= Nyquist frequency =

Maximum frequency of non-aliased component upon sampling

Typical example of Nyquist frequency and rate. To avoid aliasing, the sampling rate must be no less than the Nyquist rate of the signal; that is, the Nyquist rate of the signal must be under double the Nyquist frequency of the sampling.

In signal processing, the Nyquist frequency (or folding frequency) is a characteristic of a sampler, which converts a continuous function or signal into a discrete sequence. It is named after Harry Nyquist. For a given sampling rate (samples per second), the Nyquist frequency (cycles per second) is the frequency whose cycle-length (or period) is twice the interval between samples, thus 0.5 cycles/sample. For example, audio CDs have a sampling rate of 44100 samples/second. At 0.5 cycles/sample, the corresponding Nyquist frequency is 22050 cycles/second (Hz). Conversely, the Nyquist rate for sampling a 22050 Hz signal is 44100 samples/second. (Note: When the function domain is distance, as in an image sampling system, the sample rate might be dots per inch and the corresponding Nyquist frequency would be in cycles per inch.)
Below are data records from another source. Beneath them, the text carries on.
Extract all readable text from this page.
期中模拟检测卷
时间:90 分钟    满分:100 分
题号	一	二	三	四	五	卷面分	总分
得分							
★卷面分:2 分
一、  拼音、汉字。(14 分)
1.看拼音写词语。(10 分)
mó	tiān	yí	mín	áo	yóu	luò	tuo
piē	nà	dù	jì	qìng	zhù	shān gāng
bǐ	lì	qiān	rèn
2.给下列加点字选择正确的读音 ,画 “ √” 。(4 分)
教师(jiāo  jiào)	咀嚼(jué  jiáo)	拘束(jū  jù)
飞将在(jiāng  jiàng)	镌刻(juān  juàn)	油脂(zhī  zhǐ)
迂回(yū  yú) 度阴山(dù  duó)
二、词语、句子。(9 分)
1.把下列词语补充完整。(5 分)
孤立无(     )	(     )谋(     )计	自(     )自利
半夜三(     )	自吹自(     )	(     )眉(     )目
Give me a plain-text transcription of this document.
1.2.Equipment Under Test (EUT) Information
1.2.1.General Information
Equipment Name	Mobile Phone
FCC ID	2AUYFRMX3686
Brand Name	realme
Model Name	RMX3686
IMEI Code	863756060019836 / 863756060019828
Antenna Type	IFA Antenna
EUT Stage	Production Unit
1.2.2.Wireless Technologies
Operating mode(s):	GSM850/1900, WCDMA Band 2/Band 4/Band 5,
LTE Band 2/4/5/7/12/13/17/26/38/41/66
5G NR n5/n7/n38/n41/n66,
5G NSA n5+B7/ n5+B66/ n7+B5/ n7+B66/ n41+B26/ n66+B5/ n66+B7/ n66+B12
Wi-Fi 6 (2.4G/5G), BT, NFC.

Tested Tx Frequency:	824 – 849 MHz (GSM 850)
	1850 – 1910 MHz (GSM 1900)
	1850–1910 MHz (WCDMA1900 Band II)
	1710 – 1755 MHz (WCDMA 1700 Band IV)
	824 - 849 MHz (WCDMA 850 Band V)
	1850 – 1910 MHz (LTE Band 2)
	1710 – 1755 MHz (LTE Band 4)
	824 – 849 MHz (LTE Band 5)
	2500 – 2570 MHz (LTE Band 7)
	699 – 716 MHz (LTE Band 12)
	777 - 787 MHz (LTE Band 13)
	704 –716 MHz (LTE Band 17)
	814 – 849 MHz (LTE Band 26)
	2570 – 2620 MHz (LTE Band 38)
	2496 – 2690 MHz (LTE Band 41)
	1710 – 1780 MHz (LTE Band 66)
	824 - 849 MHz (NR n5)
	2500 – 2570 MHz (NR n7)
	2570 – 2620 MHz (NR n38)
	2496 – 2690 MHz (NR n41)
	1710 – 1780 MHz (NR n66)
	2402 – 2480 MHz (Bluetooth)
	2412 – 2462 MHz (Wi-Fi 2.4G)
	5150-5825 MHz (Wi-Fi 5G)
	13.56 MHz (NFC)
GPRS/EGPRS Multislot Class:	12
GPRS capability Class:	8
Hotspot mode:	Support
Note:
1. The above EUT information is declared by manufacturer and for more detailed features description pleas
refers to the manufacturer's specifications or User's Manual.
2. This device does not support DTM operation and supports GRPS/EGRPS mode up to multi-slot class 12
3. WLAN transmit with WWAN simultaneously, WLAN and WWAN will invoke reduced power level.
When the highest frequency (bandwidth) of a signal is less than the Nyquist frequency of the sampler, the resulting discrete-time sequence is said to be free of the distortion known as aliasing, and the corresponding sample rate is said to be above the Nyquist rate for that particular signal.

In a typical application of sampling, one first chooses the highest frequency to be preserved and recreated, based on the expected content (voice, music, etc.) and desired fidelity. Then one inserts an anti-aliasing filter ahead of the sampler. Its job is to attenuate the frequencies above that limit. Finally, based on the characteristics of the filter, one chooses a sample rate (and corresponding Nyquist frequency) that will provide an acceptably small amount of aliasing. In applications where the sample rate is predetermined (such as the CD rate), the filter is chosen based on the Nyquist frequency, rather than vice versa.

== Folding frequency ==

The black dots are aliases of each other. The solid red line is an example of amplitude varying with frequency. The dashed red lines are the corresponding paths of the aliases.

In this example, f_{s} is the sampling rate, and 0.5 cycles/sample × f_{s} is the corresponding Nyquist frequency. The black dot plotted at 0.6 f_{s} represents the amplitude and frequency of a sinusoidal function whose frequency is 60% of the sample rate. The other three dots indicate the frequencies and amplitudes of three other sinusoids that would produce the same set of samples as the actual sinusoid that was sampled. Undersampling of the sinusoid at 0.6 f_{s} is what allows there to be a lower-frequency alias. If the true frequency were 0.4 f_{s}, there would still be aliases at 0.6, 1.4, 1.6, etc.

The red lines depict the paths (loci) of the four dots if we were to adjust the frequency and amplitude of the sinusoid along the solid red segment (between f_{s}/2 and f_{s}). No matter what function we choose to change the amplitude vs frequency, the graph will exhibit symmetry between 0 and f_{s}. This symmetry is commonly referred to as folding, and another name for f_{s}/2 (the Nyquist frequency) is the folding frequency.

==Other meanings==
Early uses of the term Nyquist frequency, such as those cited above, are all consistent with the definition presented in this article. While some later publications, including some respectable textbooks, call twice the signal bandwidth the Nyquist frequency; this is a distinctly minority usage, and the frequency at twice the signal bandwidth is otherwise commonly referred to as the Nyquist rate.